当计算子目录的大小时,它应该更新其父目录的文件夹大小,这将一直进行下去,直到它到达根父目录。

下面的函数计算文件夹及其所有子文件夹的大小。

import os

def folder_size(path):
    parent = {}  # path to parent path mapper
    folder_size = {}  # storing the size of directories
    folder = os.path.realpath(path)

    for root, _, filenames in os.walk(folder):
        if root == folder:
            parent[root] = -1  # the root folder will not have any parent
            folder_size[root] = 0.0  # intializing the size to 0

        elif root not in parent:
            immediate_parent_path = os.path.dirname(root)  # extract the immediate parent of the subdirectory
            parent[root] = immediate_parent_path  # store the parent of the subdirectory
            folder_size[root] = 0.0  # initialize the size to 0

        total_size = 0
        for filename in filenames:
            filepath = os.path.join(root, filename)
            total_size += os.stat(filepath).st_size  # computing the size of the files under the directory
        folder_size[root] = total_size  # store the updated size

        temp_path = root  # for subdirectories, we need to update the size of the parent till the root parent
        while parent[temp_path] != -1:
            folder_size[parent[temp_path]] += total_size
            temp_path = parent[temp_path]
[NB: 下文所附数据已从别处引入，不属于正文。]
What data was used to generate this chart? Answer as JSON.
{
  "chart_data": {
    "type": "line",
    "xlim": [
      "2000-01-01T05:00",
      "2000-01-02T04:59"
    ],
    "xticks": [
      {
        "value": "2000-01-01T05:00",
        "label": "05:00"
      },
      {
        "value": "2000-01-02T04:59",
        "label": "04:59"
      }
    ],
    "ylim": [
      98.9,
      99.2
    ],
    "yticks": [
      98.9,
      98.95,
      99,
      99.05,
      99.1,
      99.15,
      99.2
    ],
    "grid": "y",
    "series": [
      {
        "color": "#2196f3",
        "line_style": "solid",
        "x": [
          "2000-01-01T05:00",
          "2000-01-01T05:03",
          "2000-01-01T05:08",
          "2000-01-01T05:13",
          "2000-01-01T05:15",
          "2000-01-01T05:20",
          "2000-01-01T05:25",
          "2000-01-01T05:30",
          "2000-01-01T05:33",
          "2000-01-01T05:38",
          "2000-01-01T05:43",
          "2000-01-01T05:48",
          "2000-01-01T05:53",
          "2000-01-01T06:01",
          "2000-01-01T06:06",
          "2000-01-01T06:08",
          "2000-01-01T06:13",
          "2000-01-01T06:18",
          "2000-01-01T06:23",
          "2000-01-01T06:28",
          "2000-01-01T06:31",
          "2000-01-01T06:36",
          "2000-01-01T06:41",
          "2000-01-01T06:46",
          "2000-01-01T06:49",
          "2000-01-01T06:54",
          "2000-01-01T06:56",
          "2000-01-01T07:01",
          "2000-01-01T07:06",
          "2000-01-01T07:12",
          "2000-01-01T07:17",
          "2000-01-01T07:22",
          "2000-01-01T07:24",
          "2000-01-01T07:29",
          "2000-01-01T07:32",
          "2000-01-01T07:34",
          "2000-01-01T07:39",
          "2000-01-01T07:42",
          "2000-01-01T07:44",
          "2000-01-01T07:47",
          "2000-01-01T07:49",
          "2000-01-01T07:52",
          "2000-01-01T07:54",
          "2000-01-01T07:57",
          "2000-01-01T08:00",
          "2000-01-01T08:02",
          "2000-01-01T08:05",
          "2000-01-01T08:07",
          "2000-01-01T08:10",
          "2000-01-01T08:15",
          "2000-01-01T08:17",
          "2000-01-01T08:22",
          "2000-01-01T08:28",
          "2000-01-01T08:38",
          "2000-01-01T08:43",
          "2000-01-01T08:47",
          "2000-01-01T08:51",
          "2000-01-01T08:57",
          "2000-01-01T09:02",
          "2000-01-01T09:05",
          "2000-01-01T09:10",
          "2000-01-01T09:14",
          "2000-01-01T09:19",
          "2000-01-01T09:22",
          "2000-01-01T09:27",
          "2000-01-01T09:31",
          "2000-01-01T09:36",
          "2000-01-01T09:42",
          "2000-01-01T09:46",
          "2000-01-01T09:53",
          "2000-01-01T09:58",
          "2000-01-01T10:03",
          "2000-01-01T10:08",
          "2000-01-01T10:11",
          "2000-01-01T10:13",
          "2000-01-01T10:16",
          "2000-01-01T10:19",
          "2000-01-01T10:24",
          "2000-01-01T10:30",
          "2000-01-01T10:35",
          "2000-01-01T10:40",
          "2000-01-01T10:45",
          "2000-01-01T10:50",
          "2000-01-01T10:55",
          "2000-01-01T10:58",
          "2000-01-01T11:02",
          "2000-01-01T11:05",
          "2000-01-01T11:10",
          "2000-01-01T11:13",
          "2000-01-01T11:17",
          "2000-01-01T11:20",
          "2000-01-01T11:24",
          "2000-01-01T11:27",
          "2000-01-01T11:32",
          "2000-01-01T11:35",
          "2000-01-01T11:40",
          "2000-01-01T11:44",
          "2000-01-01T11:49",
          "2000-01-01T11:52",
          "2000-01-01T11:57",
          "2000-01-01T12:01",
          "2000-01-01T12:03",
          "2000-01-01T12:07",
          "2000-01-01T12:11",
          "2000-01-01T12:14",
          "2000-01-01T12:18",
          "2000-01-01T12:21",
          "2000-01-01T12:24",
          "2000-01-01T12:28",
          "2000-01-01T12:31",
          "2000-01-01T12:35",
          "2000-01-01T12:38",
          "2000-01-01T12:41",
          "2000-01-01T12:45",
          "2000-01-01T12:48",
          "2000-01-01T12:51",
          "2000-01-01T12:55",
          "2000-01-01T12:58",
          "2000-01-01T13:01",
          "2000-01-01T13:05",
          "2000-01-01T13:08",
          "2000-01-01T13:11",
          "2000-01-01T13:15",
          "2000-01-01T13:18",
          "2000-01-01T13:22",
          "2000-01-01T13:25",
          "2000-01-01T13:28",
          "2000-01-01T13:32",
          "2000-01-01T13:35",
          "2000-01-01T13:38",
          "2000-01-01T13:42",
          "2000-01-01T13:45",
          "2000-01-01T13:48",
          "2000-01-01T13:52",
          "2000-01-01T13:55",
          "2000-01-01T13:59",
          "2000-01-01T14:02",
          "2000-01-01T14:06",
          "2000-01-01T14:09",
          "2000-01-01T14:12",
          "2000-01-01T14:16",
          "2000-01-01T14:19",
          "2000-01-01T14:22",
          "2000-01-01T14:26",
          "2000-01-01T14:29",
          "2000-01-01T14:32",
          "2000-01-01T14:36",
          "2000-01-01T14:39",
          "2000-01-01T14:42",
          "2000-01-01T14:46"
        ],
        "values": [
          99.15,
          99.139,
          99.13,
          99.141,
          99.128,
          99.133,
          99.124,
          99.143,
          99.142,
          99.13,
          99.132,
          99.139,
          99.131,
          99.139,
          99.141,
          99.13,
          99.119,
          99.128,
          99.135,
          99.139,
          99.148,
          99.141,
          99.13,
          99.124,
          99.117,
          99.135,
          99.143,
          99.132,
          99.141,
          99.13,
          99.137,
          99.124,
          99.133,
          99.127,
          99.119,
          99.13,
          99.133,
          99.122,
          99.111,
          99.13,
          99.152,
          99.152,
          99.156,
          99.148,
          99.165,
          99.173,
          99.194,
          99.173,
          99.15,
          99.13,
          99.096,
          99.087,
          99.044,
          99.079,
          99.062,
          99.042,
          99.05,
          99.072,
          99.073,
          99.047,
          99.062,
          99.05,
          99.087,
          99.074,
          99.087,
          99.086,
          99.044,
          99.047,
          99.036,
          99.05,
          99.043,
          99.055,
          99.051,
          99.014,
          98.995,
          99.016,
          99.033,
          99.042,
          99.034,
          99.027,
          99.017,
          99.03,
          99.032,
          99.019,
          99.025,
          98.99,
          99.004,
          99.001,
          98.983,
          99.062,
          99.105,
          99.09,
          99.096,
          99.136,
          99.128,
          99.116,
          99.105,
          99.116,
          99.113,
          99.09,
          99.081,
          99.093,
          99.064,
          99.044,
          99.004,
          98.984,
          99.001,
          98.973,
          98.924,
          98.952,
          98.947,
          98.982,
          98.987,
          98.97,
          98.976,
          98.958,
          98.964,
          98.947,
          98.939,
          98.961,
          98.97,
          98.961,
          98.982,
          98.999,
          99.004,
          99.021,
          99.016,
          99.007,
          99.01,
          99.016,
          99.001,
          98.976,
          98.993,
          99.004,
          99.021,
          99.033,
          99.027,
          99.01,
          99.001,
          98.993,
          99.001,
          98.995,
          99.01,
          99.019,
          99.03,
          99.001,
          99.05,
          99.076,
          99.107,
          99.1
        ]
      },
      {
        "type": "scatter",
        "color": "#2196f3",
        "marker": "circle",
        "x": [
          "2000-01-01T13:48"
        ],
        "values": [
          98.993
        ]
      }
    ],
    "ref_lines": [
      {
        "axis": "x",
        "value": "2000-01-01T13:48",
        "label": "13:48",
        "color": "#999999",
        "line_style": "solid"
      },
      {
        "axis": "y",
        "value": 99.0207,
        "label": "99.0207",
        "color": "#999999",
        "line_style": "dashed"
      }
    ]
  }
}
    return folder_size[folder]/1000000.0

使用pathlib,我想出了这个一行程序来获取文件夹的大小:

sum(file.stat().st_size for file in Path(folder).rglob('*'))

这是我为一个漂亮的格式化输出:

from pathlib import Path


def get_folder_size(folder):
    return ByteSize(sum(file.stat().st_size for file in Path(folder).rglob('*')))


class ByteSize(int):

    _KB = 1024
    _suffixes = 'B', 'KB', 'MB', 'GB', 'PB'

    def __new__(cls, *args, **kwargs):
        return super().__new__(cls, *args, **kwargs)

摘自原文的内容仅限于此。